Bartender, another McEwans for my new best friend, I called. (Karl calls me Kid because I'm 20 years younger than him. Plus I was beaming at the "smart" thing.)

"Thanks, Kid. No, what they're doing is finding the low-paying grunt jobs and giving them all these fancy-schmancy titles because they're in the grips of political correctness. They don't want people to realize how dreary and dull the jobs really are, so they make up these titles to improve self-esteem."

That sounds pretty cynical, Karl, even for you. What kinds of jobs?

He picked up the paper and studied it. "Here's one. They're calling a paper boy a Media Distribution Officer. I know, I know, there are paper girls and even paper adults now, so we should just call them paper deliverers, but that's where I draw the line."

He took a healthy swig from his beer, and looked ready for another. Too many more compliments from him, and I was going to go broke.

"Here's another. They're calling a gas station attendant a Petroleum Transfer Engineer. Now, what does that say to the guy who's job it is to make sure the fuel flows from the oil tanker into the refinery. Or the guy who makes sure the oil flows through the pipeline. Or even flows from the refinery to the fuel delivery truck. The guy that pumps your gas at the local Gulp-N-Go is a pump jockey, not an engineer."

I took the paper from him. What is an Education Centre Nourishment Consultant? I asked.

"That's a lunch lady."

You mean a cafeteria worker?

"Yeah, yeah, lunch lady, cafeteria worker. Who cares?"

The lunch man.

"Fair enough. But what about this? Concrete workers are Mortar Logistics Engineers? Ooh ooh, or how about this: a window cleaner is a Transparency Enhancement Facilitator."

Eww. That's just pushing the envelope of good taste.

"Tell me about it. I hate to break it to those newly-minted Mortar Logistics Engineers, but an engineer is someone who went to a really smart school, took really smart classes, and gets paid a lot of money to build really smart, safe things." Karl took another swig of beer.

Yeah, but. . .

"It comes down to this, Kid. Employers who think sticking the word 'engineer'" – he made air quotes – "at the end of some important sounding title doesn't make it more important or less sucky." Karl took a deep breath. I knew he was getting ready to roll.

"I mean, just because I sit in my garage doesn't mean I'm a car. And calling a gas jockey a 'petroleum transfer engineer' doesn't make him one. 'Engineer' needs to be reserved for people who are what psychologists call 'wicked smart,' and have taken mathematics classes that would make the Beautiful Mind guy cry like a little girl."
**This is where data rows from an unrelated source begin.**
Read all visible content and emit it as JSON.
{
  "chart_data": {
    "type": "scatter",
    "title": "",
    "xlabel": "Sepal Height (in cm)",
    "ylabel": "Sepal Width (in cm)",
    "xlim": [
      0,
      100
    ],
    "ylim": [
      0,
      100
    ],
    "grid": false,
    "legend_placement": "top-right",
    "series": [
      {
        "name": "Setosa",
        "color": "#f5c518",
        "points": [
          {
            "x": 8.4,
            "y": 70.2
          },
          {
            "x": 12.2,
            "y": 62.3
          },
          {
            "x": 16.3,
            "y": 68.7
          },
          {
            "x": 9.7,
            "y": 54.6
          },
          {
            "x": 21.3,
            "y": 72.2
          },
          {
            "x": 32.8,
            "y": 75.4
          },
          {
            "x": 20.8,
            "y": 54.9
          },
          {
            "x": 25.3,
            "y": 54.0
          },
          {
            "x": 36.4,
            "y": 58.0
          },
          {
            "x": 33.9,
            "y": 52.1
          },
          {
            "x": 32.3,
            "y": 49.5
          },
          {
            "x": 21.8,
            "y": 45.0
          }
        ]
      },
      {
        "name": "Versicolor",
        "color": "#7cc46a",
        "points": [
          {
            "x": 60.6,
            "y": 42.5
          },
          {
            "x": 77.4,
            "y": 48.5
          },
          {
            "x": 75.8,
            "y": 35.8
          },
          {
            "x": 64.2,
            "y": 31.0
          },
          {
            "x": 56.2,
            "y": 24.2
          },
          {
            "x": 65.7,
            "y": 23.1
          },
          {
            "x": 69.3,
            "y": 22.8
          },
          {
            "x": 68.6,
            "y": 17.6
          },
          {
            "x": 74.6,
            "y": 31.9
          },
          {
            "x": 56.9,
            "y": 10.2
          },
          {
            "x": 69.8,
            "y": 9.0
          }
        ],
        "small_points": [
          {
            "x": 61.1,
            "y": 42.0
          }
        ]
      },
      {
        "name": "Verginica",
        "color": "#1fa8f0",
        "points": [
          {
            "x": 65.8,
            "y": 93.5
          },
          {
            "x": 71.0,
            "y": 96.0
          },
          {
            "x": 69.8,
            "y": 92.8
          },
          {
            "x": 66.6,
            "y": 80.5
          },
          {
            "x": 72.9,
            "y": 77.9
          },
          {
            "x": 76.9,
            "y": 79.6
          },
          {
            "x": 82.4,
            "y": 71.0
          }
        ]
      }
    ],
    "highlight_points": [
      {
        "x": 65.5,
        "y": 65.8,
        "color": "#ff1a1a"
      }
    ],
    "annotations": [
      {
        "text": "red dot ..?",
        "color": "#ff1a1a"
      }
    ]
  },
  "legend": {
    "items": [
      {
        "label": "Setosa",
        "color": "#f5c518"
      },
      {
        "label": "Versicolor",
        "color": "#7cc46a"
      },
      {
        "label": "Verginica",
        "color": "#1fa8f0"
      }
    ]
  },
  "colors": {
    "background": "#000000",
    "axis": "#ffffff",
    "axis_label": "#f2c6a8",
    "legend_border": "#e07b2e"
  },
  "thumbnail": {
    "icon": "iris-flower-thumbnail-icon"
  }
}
But what's wrong with making a job sound more appealing to its potential candidates? They may be having problems with the image of the job, and so they want to get better workers in the position.

Karl plonked his beer again. "I can think of better way to make them more appealing: pay them more!"

A few more beers, and we'll have you solving all of the world's problems in no time, I said.

"Darn right, Kid. You know what they call a guy like me?"

Bovine Waste Artisan?

Karl thought about that for a second. "Shut up, Kid."